Chi square distribution for 65536 samples is 256.51, and randomly
would exceed this value 50.00 percent of the times.

Arithmetic mean value of data bytes is 127.9213 (127.5 = random).
Monte Carlo value for Pi is 3.130562168 (error 0.35 percent).
Serial correlation coefficient is 0.003217 (totally uncorrelated = 0.0).

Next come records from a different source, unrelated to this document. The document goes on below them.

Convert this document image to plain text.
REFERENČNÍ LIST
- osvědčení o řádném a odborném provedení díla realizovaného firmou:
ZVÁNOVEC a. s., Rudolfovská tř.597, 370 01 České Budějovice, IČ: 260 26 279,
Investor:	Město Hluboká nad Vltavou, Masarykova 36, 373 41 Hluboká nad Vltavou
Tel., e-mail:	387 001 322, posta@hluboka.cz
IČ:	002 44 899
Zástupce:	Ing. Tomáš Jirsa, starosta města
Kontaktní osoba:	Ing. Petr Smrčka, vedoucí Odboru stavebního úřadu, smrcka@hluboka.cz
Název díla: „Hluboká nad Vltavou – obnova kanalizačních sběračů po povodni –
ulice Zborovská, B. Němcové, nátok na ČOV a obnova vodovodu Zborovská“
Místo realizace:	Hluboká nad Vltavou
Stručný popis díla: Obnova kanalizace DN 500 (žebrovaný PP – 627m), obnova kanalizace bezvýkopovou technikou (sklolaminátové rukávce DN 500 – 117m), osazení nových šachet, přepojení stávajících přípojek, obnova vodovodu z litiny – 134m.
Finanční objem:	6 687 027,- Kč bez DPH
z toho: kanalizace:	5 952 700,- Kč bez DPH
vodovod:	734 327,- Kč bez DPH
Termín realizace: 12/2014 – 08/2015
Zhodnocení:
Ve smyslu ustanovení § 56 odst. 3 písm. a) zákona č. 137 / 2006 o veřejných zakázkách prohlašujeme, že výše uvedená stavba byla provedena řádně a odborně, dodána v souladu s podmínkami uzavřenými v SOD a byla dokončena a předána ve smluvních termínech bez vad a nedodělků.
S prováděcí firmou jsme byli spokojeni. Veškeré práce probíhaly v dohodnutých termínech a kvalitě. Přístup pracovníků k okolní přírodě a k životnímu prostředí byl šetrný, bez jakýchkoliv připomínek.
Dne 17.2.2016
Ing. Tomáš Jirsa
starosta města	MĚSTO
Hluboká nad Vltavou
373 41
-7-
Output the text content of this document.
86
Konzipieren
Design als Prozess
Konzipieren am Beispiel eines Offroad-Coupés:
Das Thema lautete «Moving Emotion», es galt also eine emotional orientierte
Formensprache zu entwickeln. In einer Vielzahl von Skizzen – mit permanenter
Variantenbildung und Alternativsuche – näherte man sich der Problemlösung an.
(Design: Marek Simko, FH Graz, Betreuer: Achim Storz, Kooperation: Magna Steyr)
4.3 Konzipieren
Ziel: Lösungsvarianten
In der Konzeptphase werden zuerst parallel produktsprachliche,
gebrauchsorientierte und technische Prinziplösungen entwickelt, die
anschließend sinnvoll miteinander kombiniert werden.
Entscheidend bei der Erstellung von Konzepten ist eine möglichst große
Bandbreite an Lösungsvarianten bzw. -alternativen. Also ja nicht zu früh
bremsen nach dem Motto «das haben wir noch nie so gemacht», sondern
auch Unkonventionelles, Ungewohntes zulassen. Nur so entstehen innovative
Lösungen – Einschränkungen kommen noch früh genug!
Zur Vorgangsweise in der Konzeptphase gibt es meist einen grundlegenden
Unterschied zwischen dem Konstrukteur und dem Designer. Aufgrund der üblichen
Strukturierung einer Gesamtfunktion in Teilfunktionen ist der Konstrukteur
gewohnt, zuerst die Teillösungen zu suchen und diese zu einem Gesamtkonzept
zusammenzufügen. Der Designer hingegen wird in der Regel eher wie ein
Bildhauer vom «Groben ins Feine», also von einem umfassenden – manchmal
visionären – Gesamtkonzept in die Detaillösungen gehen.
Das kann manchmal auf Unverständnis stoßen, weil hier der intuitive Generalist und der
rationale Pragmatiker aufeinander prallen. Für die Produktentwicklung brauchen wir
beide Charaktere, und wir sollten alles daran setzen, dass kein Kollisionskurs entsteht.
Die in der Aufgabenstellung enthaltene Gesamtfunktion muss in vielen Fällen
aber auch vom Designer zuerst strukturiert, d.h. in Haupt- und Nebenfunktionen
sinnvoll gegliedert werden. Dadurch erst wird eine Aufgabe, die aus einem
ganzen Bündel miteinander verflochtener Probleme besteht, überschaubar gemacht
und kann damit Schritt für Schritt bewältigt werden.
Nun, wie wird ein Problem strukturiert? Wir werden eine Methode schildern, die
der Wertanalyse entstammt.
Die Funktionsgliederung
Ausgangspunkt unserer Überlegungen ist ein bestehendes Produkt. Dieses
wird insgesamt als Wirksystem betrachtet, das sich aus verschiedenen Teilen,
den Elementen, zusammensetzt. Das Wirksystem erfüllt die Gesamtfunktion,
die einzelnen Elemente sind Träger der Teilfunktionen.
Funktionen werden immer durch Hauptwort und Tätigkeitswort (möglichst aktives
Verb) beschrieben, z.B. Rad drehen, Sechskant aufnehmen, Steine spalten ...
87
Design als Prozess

That's the best PRNG I've seen. For larger sample sets (1MB, 10MB) the numbers approach the ideals.
"To deny our impulses... foolish; to revel in them, chaos." MCJ 2003.08

Tedd

Quote from: jj2007 on November 11, 2007, 04:14:39 PM
Other option, maybe more precise: Instead of discarding and repeating, provide an initial table with 45 entries
balls  db 1,2,3,4,5,6, ... 44,45
.. and apply the random generator with equal chances for all 45 entries.
Now assume that 5 has been drawn in the first round:
- copy 6...45 into the initial 5..44 slots
- which results in a modified table 1,2,3,4,6,...45
- apply the random generator with equal chances for all remaining 44 entries

This procedure mimics exactly what happens in reality.
To avoid the copying (which is inherently slow), you can count through the list until you find the Nth undrawn number.
Or, if you have complete faith in randomness (you shouldn't :lol) then you can swap the Nth number with the last element of the list -- a random random number is still random.
No snowflake in an avalanche feels responsible.